The rating agency claimed that slow reform momentum and constrained policy effectiveness have contributed to a prolonged period of slow growth that started before the pandemic and that it expects the same would continue. Though the government had taken steps to boost consumption and support small businesses before the pandemic, Moody’s feels that these steps would not restore the real GDP rates to eight per cent.

These comments are a severe indictment of the Narendra Modi government. They are also suggestive of a new policy paralysis setting in the government, where decisions are taken with so much caution that by the time their impact percolates to the ground, the damage would have already been done.

A day after the downgrade, Prime Minister Narendra Modi, however, appears to be full of hope. Addressing a virtual meeting of the Confederation of Indian Industry (CII), Mr Modi said India would get back its growth rate and also promised to roll out more structural reforms. He said he has confidence in Indian farmers and entrepreneurs to achieve the growth again. Such a statement is suitable for those who give inspirational lectures, but not for the leader of the country, who has to lead the country standing in the front. On this count, the government has failed miserably by window-dressing old proposals to hoodwink people into believing that they are the new ones to bail out the coronavirus economy. One wonders how good headlines would change the on-ground situation of the economy!
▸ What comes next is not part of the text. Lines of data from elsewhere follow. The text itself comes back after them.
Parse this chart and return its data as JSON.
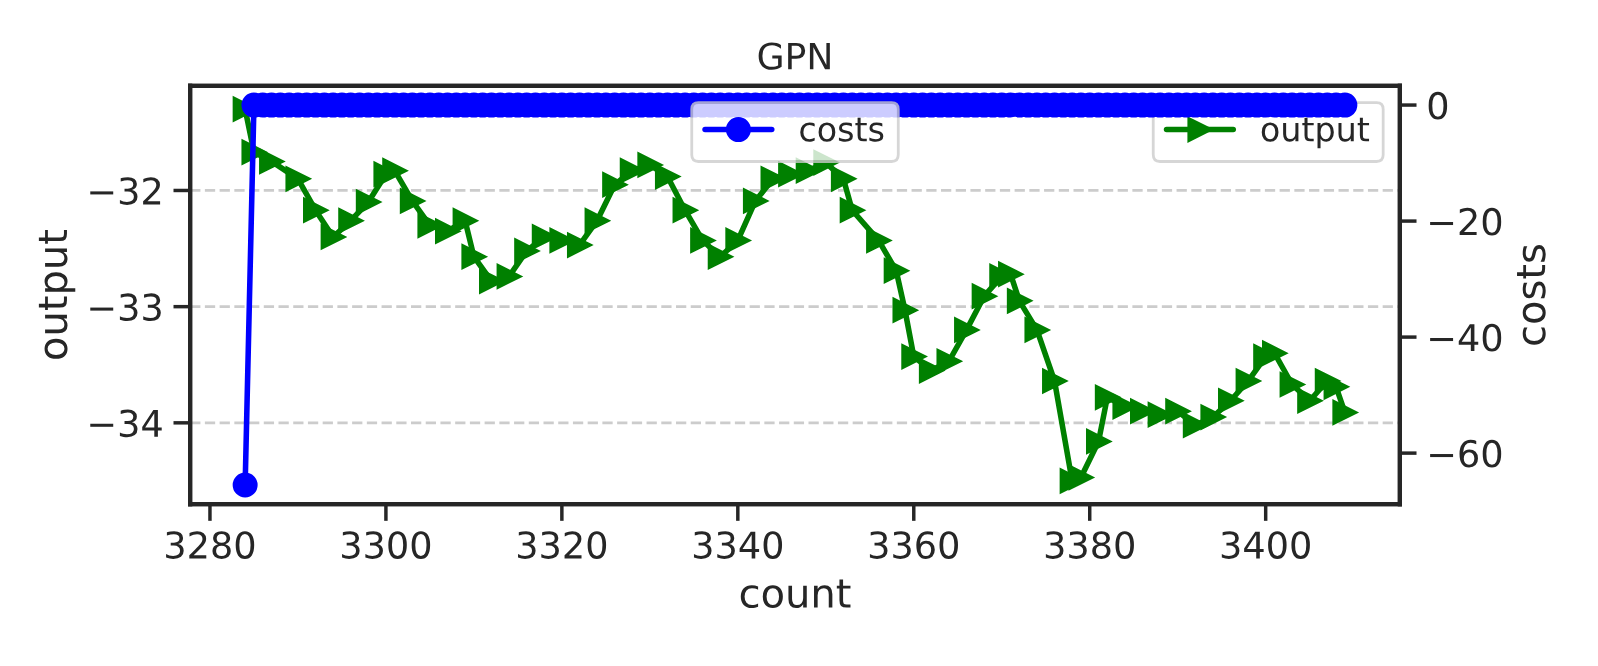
{
  "chart_data": {
    "type": "line",
    "title": "GPN",
    "xlabel": "count",
    "ylabel": "output",
    "y2label": "costs",
    "xlim": [
      3277.75,
      3415.25
    ],
    "xticks": [
      3280,
      3300,
      3320,
      3340,
      3360,
      3380,
      3400
    ],
    "ylim": [
      -34.7,
      -31.1
    ],
    "yticks": [
      -32,
      -33,
      -34
    ],
    "y2lim": [
      -68.8,
      3.3
    ],
    "y2ticks": [
      0,
      -20,
      -40,
      -60
    ],
    "grid": "y",
    "legend": "top right",
    "series": [
      {
        "name": "costs",
        "color": "#0000ff",
        "axis": "y2",
        "marker": "circle",
        "x": [
          3284,
          3285,
          3286,
          3287,
          3288,
          3289,
          3290,
          3291,
          3292,
          3293,
          3294,
          3295,
          3296,
          3297,
          3298,
          3299,
          3300,
          3301,
          3302,
          3303,
          3304,
          3305,
          3306,
          3307,
          3308,
          3309,
          3310,
          3311,
          3312,
          3313,
          3314,
          3315,
          3316,
          3317,
          3318,
          3319,
          3320,
          3321,
          3322,
          3323,
          3324,
          3325,
          3326,
          3327,
          3328,
          3329,
          3330,
          3331,
          3332,
          3333,
          3334,
          3335,
          3336,
          3337,
          3338,
          3339,
          3340,
          3341,
          3342,
          3343,
          3344,
          3345,
          3346,
          3347,
          3348,
          3349,
          3350,
          3351,
          3352,
          3353,
          3354,
          3355,
          3356,
          3357,
          3358,
          3359,
          3360,
          3361,
          3362,
          3363,
          3364,
          3365,
          3366,
          3367,
          3368,
          3369,
          3370,
          3371,
          3372,
          3373,
          3374,
          3375,
          3376,
          3377,
          3378,
          3379,
          3380,
          3381,
          3382,
          3383,
          3384,
          3385,
          3386,
          3387,
          3388,
          3389,
          3390,
          3391,
          3392,
          3393,
          3394,
          3395,
          3396,
          3397,
          3398,
          3399,
          3400,
          3401,
          3402,
          3403,
          3404,
          3405,
          3406,
          3407,
          3408,
          3409
        ],
        "values": [
          -65.5,
          0,
          0,
          0,
          0,
          0,
          0,
          0,
          0,
          0,
          0,
          0,
          0,
          0,
          0,
          0,
          0,
          0,
          0,
          0,
          0,
          0,
          0,
          0,
          0,
          0,
          0,
          0,
          0,
          0,
          0,
          0,
          0,
          0,
          0,
          0,
          0,
          0,
          0,
          0,
          0,
          0,
          0,
          0,
          0,
          0,
          0,
          0,
          0,
          0,
          0,
          0,
          0,
          0,
          0,
          0,
          0,
          0,
          0,
          0,
          0,
          0,
          0,
          0,
          0,
          0,
          0,
          0,
          0,
          0,
          0,
          0,
          0,
          0,
          0,
          0,
          0,
          0,
          0,
          0,
          0,
          0,
          0,
          0,
          0,
          0,
          0,
          0,
          0,
          0,
          0,
          0,
          0,
          0,
          0,
          0,
          0,
          0,
          0,
          0,
          0,
          0,
          0,
          0,
          0,
          0,
          0,
          0,
          0,
          0,
          0,
          0,
          0,
          0,
          0,
          0,
          0,
          0,
          0,
          0,
          0,
          0,
          0,
          0,
          0,
          0
        ]
      },
      {
        "name": "output",
        "color": "#008000",
        "marker": "triangle",
        "x": [
          3284,
          3285,
          3287,
          3290,
          3292,
          3294,
          3296,
          3298,
          3300,
          3301,
          3303,
          3305,
          3307,
          3309,
          3310,
          3312,
          3314,
          3316,
          3318,
          3320,
          3322,
          3324,
          3326,
          3328,
          3330,
          3332,
          3334,
          3336,
          3338,
          3340,
          3342,
          3344,
          3346,
          3348,
          3350,
          3352,
          3353,
          3356,
          3358,
          3359,
          3360,
          3362,
          3364,
          3366,
          3368,
          3370,
          3371,
          3372,
          3374,
          3376,
          3378,
          3379,
          3381,
          3382,
          3384,
          3386,
          3388,
          3390,
          3392,
          3394,
          3396,
          3398,
          3400,
          3401,
          3403,
          3405,
          3407,
          3408,
          3409
        ],
        "values": [
          -31.3,
          -31.67,
          -31.75,
          -31.9,
          -32.17,
          -32.4,
          -32.26,
          -32.1,
          -31.86,
          -31.83,
          -32.09,
          -32.3,
          -32.35,
          -32.26,
          -32.57,
          -32.78,
          -32.74,
          -32.52,
          -32.4,
          -32.43,
          -32.47,
          -32.26,
          -31.95,
          -31.83,
          -31.78,
          -31.88,
          -32.17,
          -32.43,
          -32.57,
          -32.43,
          -32.09,
          -31.9,
          -31.86,
          -31.83,
          -31.76,
          -31.9,
          -32.17,
          -32.43,
          -32.69,
          -33.03,
          -33.43,
          -33.55,
          -33.47,
          -33.2,
          -32.91,
          -32.74,
          -32.72,
          -32.95,
          -33.2,
          -33.64,
          -34.5,
          -34.47,
          -34.16,
          -33.78,
          -33.86,
          -33.9,
          -33.93,
          -33.9,
          -34.02,
          -33.95,
          -33.81,
          -33.64,
          -33.43,
          -33.4,
          -33.67,
          -33.81,
          -33.64,
          -33.69,
          -33.91
        ]
      }
    ]
  }
}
A right media and perception management cannot be an alternative to sound economic policy. So it is high time that the government gets to the real work on the economy.

With the fear of rating downgrade getting past us, the government should fire all engines to support consumption in the economy with fiscal expansion. If the government doesn’t want dole money, it could speed up infrastructure projects like national freight corridors to boost spending.

It could bankroll the construction of multi-storied apartments near industrial parks on government lands, which would have a spillover effect on other sectors. It could exit all public sector banks, except perhaps SBI, as the entry of private investors would bring in fresh capital to them. The profit-driven private management would redesign their operations to focus on lending rather than parking all their money with RBI. It should link grants given to panchayat raj institutions on following the government’s cluster-based approach to farming and also on taking steps to set up local level food processing units to improve the income of the farmers.